Title: Re: Book Eleven gets a working title
Post by: Recovering_Cynic on September 16, 2009, 02:25:12 PM
There are physics theories (correct me if I'm wrong--it's been five years since I took modern physics) that certain types of matter (dark matter, anti-matter) effect other universes or are a part of them, which is why they cannot be detected in our world.  As Petey is battling creatures from another dimension/universe, well, antimatter might have everything to do with it.
Title: Re: Book Eleven gets a working title
Post by: ryos on September 16, 2009, 09:29:01 PM
Antimatter certainly does interact with our world and is quite easily detected. The presence of dark matter is only inferred by its gravitational pull. Which, I suppose, means it also interacts with our world, just not electromagnetically.

I'll admit as well that I don't really get neutrinos...
Title: Re: Book Eleven gets a working title
Post by: happyman on September 17, 2009, 02:20:32 AM
Antimatter certainly does interact with our world and is quite easily detected. The presence of dark matter is only inferred by its gravitational pull. Which, I suppose, means it also interacts with our world, just not electromagnetically.

I'll admit as well that I don't really get neutrinos...

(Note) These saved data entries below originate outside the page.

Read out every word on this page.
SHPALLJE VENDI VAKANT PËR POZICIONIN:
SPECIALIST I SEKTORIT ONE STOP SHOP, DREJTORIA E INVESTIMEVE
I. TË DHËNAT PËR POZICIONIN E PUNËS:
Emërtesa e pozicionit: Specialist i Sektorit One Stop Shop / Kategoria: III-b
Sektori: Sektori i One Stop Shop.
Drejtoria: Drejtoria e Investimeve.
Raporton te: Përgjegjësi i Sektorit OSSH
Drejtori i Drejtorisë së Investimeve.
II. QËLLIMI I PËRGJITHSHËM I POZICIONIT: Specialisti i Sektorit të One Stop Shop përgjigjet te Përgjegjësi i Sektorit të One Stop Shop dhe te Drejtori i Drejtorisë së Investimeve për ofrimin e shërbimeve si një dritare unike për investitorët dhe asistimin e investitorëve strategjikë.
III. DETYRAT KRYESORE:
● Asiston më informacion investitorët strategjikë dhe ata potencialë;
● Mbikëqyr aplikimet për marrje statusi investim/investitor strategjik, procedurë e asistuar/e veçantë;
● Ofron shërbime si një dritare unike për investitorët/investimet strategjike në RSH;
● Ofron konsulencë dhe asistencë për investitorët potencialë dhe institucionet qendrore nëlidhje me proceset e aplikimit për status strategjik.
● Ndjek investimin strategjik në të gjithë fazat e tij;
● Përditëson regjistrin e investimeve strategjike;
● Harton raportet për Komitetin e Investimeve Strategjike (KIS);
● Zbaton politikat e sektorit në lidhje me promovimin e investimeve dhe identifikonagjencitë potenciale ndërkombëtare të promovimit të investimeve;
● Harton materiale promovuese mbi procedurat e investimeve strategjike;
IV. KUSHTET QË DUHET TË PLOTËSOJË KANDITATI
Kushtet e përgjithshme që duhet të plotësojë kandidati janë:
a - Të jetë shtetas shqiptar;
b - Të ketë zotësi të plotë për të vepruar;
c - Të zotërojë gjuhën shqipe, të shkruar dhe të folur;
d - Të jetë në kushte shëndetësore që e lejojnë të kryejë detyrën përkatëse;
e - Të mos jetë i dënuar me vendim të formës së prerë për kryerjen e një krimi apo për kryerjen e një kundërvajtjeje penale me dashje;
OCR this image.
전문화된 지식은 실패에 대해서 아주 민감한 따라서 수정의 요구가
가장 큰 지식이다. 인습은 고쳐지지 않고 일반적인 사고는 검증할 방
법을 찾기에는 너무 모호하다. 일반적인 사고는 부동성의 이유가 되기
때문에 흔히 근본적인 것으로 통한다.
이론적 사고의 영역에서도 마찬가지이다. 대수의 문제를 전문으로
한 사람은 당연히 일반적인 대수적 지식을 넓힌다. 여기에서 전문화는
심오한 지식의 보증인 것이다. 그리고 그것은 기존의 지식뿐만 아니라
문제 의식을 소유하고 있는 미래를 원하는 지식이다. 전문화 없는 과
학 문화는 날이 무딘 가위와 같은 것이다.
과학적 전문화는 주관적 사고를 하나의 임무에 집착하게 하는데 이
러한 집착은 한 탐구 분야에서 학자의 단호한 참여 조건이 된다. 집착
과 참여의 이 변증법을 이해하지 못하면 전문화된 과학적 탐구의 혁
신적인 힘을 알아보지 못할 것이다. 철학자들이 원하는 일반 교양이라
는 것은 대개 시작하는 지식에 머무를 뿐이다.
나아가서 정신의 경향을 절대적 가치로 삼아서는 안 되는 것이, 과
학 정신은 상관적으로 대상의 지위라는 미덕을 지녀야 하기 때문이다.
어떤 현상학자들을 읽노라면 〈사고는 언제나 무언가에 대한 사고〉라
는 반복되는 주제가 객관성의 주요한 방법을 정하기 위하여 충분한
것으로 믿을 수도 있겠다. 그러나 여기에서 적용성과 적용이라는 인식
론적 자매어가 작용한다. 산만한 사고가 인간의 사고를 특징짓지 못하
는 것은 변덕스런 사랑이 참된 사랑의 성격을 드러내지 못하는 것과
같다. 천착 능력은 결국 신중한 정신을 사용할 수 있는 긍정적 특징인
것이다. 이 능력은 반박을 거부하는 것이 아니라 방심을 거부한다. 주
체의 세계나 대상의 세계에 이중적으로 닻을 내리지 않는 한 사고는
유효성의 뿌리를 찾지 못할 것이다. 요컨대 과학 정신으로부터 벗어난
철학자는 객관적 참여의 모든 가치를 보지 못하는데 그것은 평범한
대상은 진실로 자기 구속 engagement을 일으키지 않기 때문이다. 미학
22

Neutrinos interact with our world.  They do so presumably gravitationally (not that we've measured it) and via extremely rare interactions mediated by the weak force (this has been the method of performing all measurements to date).  Basically, if something doesn't interact electromagnetically, or decay into a particle that does (e.g. neutrons), we find it very hard to "see".  Presumably, the world could be filled with an enormous varieties of such things and we would be none the wiser.